Skill libraries in deployed robotic systems are continually updated through fine-tuning, fresh demonstrations, or domain adaptation, yet existing typed-composition methods (BLADE, SymSkill, Generative Skill Chaining) treat the library as frozen at test time and do not analyze how composition outcomes change when a skill is replaced. We introduce a paired-sampling cross-version swap protocol on robosuite manipulation tasks to characterize this dimension of compositional skill learning. On a dual-arm peg-in-hole task we discover a dominant-skill effect: one ECM achieves 86.7% atomic success rate while every other ECM is at or below 26.7%, and whether this dominant ECM enters a composition shifts the success rate by up to +50pp. We characterize the boundary on a simpler pick task where all atomic policies saturate at 100% and the effect is undefined. Across three tasks we further find that off-policy behavioral distance metrics fail to identify the dominant ECM, ruling out the natural cheap predictor. We propose an atomic-quality probe and a Hybrid Selector combining per-skill probes (zero per-decision cost) with selective composition revalidation (full cost), and characterize its Pareto frontier on 144 skill-update decisions. On T6 the atomic-only probe sits 23pp below full revalidation (64.6% vs 87.5% oracle match) at zero per-decision cost; a Hybrid Selector with m=10 closes most of that gap to ~12pp at 46% of full-revalidation cost. On the cross-task average over 144 events, atomic-only is within 3pp of full revalidation under a mixed-oracle caveat. The atomic-quality probe is, to our knowledge, the first principled, deployment-ready primitive for skill-update governance in compositional robot policies.

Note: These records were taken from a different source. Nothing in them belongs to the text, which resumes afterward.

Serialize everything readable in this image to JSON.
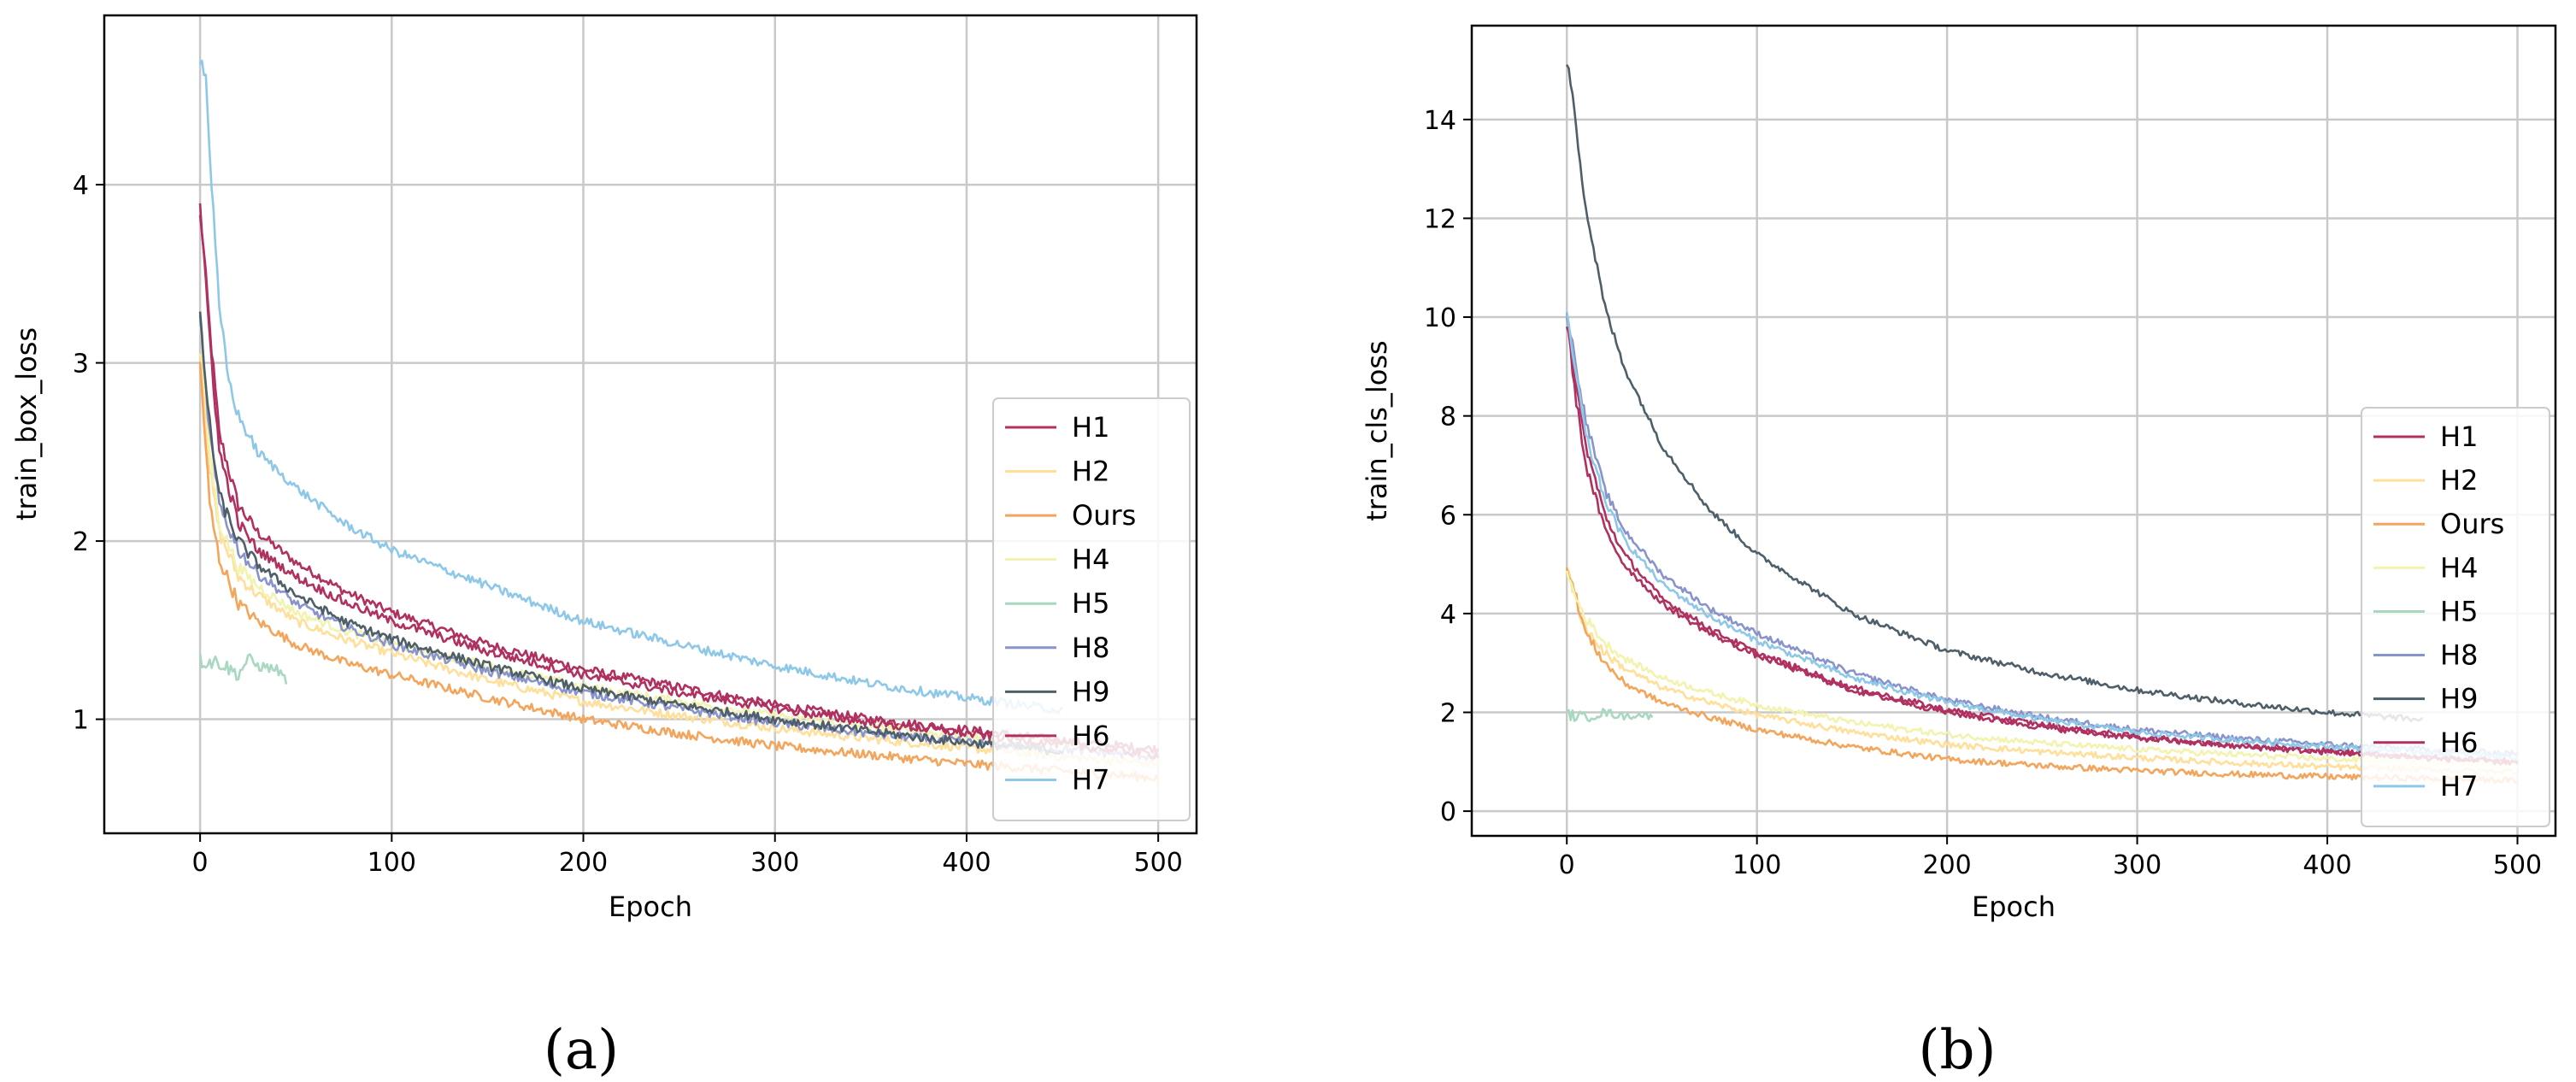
{
  "chart_data": [
    {
      "type": "line",
      "panel_label": "(a)",
      "xlabel": "Epoch",
      "ylabel": "train_box_loss",
      "xlim": [
        -50,
        520
      ],
      "ylim": [
        0.36,
        4.95
      ],
      "xticks": [
        0,
        100,
        200,
        300,
        400,
        500
      ],
      "yticks": [
        1,
        2,
        3,
        4
      ],
      "grid": true,
      "legend_position": "right",
      "series": [
        {
          "name": "H1",
          "color": "#b03060",
          "x": [
            0,
            5,
            10,
            20,
            30,
            50,
            75,
            100,
            150,
            200,
            250,
            300,
            350,
            400,
            450,
            500
          ],
          "y": [
            3.88,
            3.2,
            2.6,
            2.2,
            2.05,
            1.88,
            1.72,
            1.6,
            1.42,
            1.28,
            1.18,
            1.08,
            1.0,
            0.94,
            0.88,
            0.83
          ]
        },
        {
          "name": "H2",
          "color": "#ffdf9a",
          "x": [
            0,
            5,
            10,
            20,
            30,
            50,
            75,
            100,
            150,
            200,
            250,
            300,
            350,
            400,
            450,
            500
          ],
          "y": [
            3.1,
            2.4,
            2.05,
            1.8,
            1.7,
            1.55,
            1.45,
            1.37,
            1.22,
            1.1,
            1.02,
            0.95,
            0.89,
            0.84,
            0.79,
            0.75
          ]
        },
        {
          "name": "Ours",
          "color": "#f4a55c",
          "x": [
            0,
            5,
            10,
            20,
            30,
            50,
            75,
            100,
            150,
            200,
            250,
            300,
            350,
            400,
            450,
            500
          ],
          "y": [
            3.0,
            2.2,
            1.9,
            1.65,
            1.55,
            1.42,
            1.32,
            1.25,
            1.12,
            1.0,
            0.92,
            0.85,
            0.8,
            0.75,
            0.71,
            0.67
          ]
        },
        {
          "name": "H4",
          "color": "#f3f3b0",
          "x": [
            0,
            5,
            10,
            20,
            30,
            50,
            75,
            100,
            150,
            200,
            250,
            300,
            350,
            400,
            450,
            500
          ],
          "y": [
            3.2,
            2.5,
            2.1,
            1.85,
            1.75,
            1.6,
            1.5,
            1.42,
            1.3,
            1.18,
            1.1,
            1.02,
            0.96,
            0.9,
            0.85,
            0.8
          ]
        },
        {
          "name": "H5",
          "color": "#a8d8c0",
          "x": [
            0,
            10,
            20,
            25,
            30,
            40,
            45
          ],
          "y": [
            1.33,
            1.32,
            1.25,
            1.34,
            1.3,
            1.28,
            1.22
          ]
        },
        {
          "name": "H8",
          "color": "#8a94cc",
          "x": [
            0,
            5,
            10,
            20,
            30,
            50,
            75,
            100,
            150,
            200,
            250,
            300,
            350,
            400,
            450,
            500
          ],
          "y": [
            3.22,
            2.6,
            2.2,
            1.95,
            1.82,
            1.65,
            1.52,
            1.42,
            1.27,
            1.15,
            1.06,
            0.98,
            0.92,
            0.87,
            0.83,
            0.79
          ]
        },
        {
          "name": "H9",
          "color": "#4f5f6a",
          "x": [
            0,
            5,
            10,
            20,
            30,
            50,
            75,
            100,
            150,
            200,
            250,
            300,
            350,
            400,
            450
          ],
          "y": [
            3.24,
            2.65,
            2.25,
            2.0,
            1.87,
            1.7,
            1.55,
            1.45,
            1.3,
            1.17,
            1.08,
            1.0,
            0.93,
            0.87,
            0.82
          ]
        },
        {
          "name": "H6",
          "color": "#b03060",
          "x": [
            0,
            5,
            10,
            20,
            30,
            50,
            75,
            100,
            150,
            200,
            250,
            300,
            350,
            400,
            450,
            500
          ],
          "y": [
            3.85,
            3.15,
            2.5,
            2.1,
            1.95,
            1.8,
            1.66,
            1.55,
            1.38,
            1.25,
            1.15,
            1.06,
            0.98,
            0.92,
            0.86,
            0.8
          ]
        },
        {
          "name": "H7",
          "color": "#8ec8e8",
          "x": [
            0,
            3,
            6,
            10,
            15,
            20,
            30,
            50,
            75,
            100,
            150,
            200,
            250,
            300,
            350,
            400,
            450
          ],
          "y": [
            4.72,
            4.6,
            4.0,
            3.3,
            2.9,
            2.7,
            2.5,
            2.3,
            2.1,
            1.95,
            1.75,
            1.55,
            1.42,
            1.3,
            1.2,
            1.12,
            1.05
          ]
        }
      ]
    },
    {
      "type": "line",
      "panel_label": "(b)",
      "xlabel": "Epoch",
      "ylabel": "train_cls_loss",
      "xlim": [
        -50,
        520
      ],
      "ylim": [
        -0.5,
        15.9
      ],
      "xticks": [
        0,
        100,
        200,
        300,
        400,
        500
      ],
      "yticks": [
        0,
        2,
        4,
        6,
        8,
        10,
        12,
        14
      ],
      "grid": true,
      "legend_position": "right",
      "series": [
        {
          "name": "H1",
          "color": "#b03060",
          "x": [
            0,
            5,
            10,
            20,
            30,
            50,
            75,
            100,
            150,
            200,
            250,
            300,
            350,
            400,
            450,
            500
          ],
          "y": [
            10.0,
            8.6,
            7.4,
            6.0,
            5.2,
            4.3,
            3.7,
            3.2,
            2.5,
            2.05,
            1.75,
            1.5,
            1.35,
            1.22,
            1.1,
            1.0
          ]
        },
        {
          "name": "H2",
          "color": "#ffdf9a",
          "x": [
            0,
            5,
            10,
            20,
            30,
            50,
            75,
            100,
            150,
            200,
            250,
            300,
            350,
            400,
            450,
            500
          ],
          "y": [
            4.9,
            4.2,
            3.7,
            3.2,
            2.9,
            2.5,
            2.2,
            1.95,
            1.6,
            1.35,
            1.2,
            1.08,
            0.98,
            0.9,
            0.84,
            0.8
          ]
        },
        {
          "name": "Ours",
          "color": "#f4a55c",
          "x": [
            0,
            5,
            10,
            20,
            30,
            50,
            75,
            100,
            150,
            200,
            250,
            300,
            350,
            400,
            450,
            500
          ],
          "y": [
            5.0,
            4.3,
            3.6,
            3.0,
            2.6,
            2.2,
            1.9,
            1.65,
            1.3,
            1.05,
            0.92,
            0.82,
            0.75,
            0.7,
            0.66,
            0.62
          ]
        },
        {
          "name": "H4",
          "color": "#f3f3b0",
          "x": [
            0,
            5,
            10,
            20,
            30,
            50,
            75,
            100,
            150,
            200,
            250,
            300,
            350,
            400,
            450,
            500
          ],
          "y": [
            4.8,
            4.3,
            3.9,
            3.4,
            3.1,
            2.7,
            2.4,
            2.15,
            1.8,
            1.55,
            1.38,
            1.25,
            1.15,
            1.06,
            0.99,
            0.93
          ]
        },
        {
          "name": "H5",
          "color": "#a8d8c0",
          "x": [
            0,
            10,
            20,
            30,
            40,
            45
          ],
          "y": [
            1.95,
            1.9,
            2.0,
            1.92,
            1.95,
            1.9
          ]
        },
        {
          "name": "H8",
          "color": "#8a94cc",
          "x": [
            0,
            5,
            10,
            20,
            30,
            50,
            75,
            100,
            150,
            200,
            250,
            300,
            350,
            400,
            450,
            500
          ],
          "y": [
            10.1,
            9.0,
            7.9,
            6.5,
            5.7,
            4.8,
            4.1,
            3.6,
            2.8,
            2.25,
            1.9,
            1.65,
            1.48,
            1.35,
            1.25,
            1.16
          ]
        },
        {
          "name": "H9",
          "color": "#4f5f6a",
          "x": [
            0,
            3,
            6,
            10,
            20,
            30,
            50,
            75,
            100,
            150,
            200,
            250,
            300,
            350,
            400,
            450
          ],
          "y": [
            15.1,
            14.6,
            13.5,
            12.2,
            10.2,
            9.0,
            7.4,
            6.1,
            5.2,
            4.0,
            3.25,
            2.8,
            2.45,
            2.2,
            2.0,
            1.85
          ]
        },
        {
          "name": "H6",
          "color": "#b03060",
          "x": [
            0,
            5,
            10,
            20,
            30,
            50,
            75,
            100,
            150,
            200,
            250,
            300,
            350,
            400,
            450,
            500
          ],
          "y": [
            9.9,
            8.3,
            7.0,
            5.7,
            5.0,
            4.2,
            3.6,
            3.15,
            2.45,
            2.0,
            1.7,
            1.48,
            1.32,
            1.2,
            1.08,
            0.98
          ]
        },
        {
          "name": "H7",
          "color": "#8ec8e8",
          "x": [
            0,
            5,
            10,
            20,
            30,
            50,
            75,
            100,
            150,
            200,
            250,
            300,
            350,
            400,
            450,
            500
          ],
          "y": [
            10.0,
            8.8,
            7.6,
            6.3,
            5.5,
            4.6,
            3.95,
            3.45,
            2.7,
            2.2,
            1.85,
            1.6,
            1.44,
            1.31,
            1.2,
            1.1
          ]
        }
      ]
    }
  ]
}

翻译：部署机器人系统中的技能库会通过微调、新示范或领域自适应持续更新，但现有的类型化组合方法（BLADE、SymSkill、生成式技能链）将技能库视为测试时冻结状态，未分析替换某项技能时组合结果如何变化。我们针对robosuite操作任务提出配对采样跨版本交换协议，以表征组合技能学习的这一维度。在双臂插销孔任务中，我们发现主导技能效应：一个ECM达到86.7%原子成功率，而其他ECM均等于或低于26.7%，该主导ECM是否进入组合会使成功率波动高达+50个百分点。在更简单的拾取任务中（所有原子策略饱和于100%，该效应无定义），我们刻画了这一边界。跨三个任务的进一步研究表明，离策略行为距离指标无法识别主导ECM，排除了自然廉价预测器。我们提出原子质量探针和混合选择器——结合每技能探针（零决策成本）与选择性组合重新验证（全成本），并在144个技能更新决策上刻画其帕累托前沿。在T6任务上，仅原子探针在零决策成本下比全重新验证低23个百分点（64.6% vs 87.5% oracle匹配）；混合选择器（m=10）以46%的全重新验证成本将差距缩小至约12个百分点。跨任务平均（144个事件），在混合oracle假设下，仅原子探针与全重新验证的差距在3个百分点内。据我们所知，原子质量探针是首个面向部署、适用于组合式机器人策略技能更新治理的基元化方案。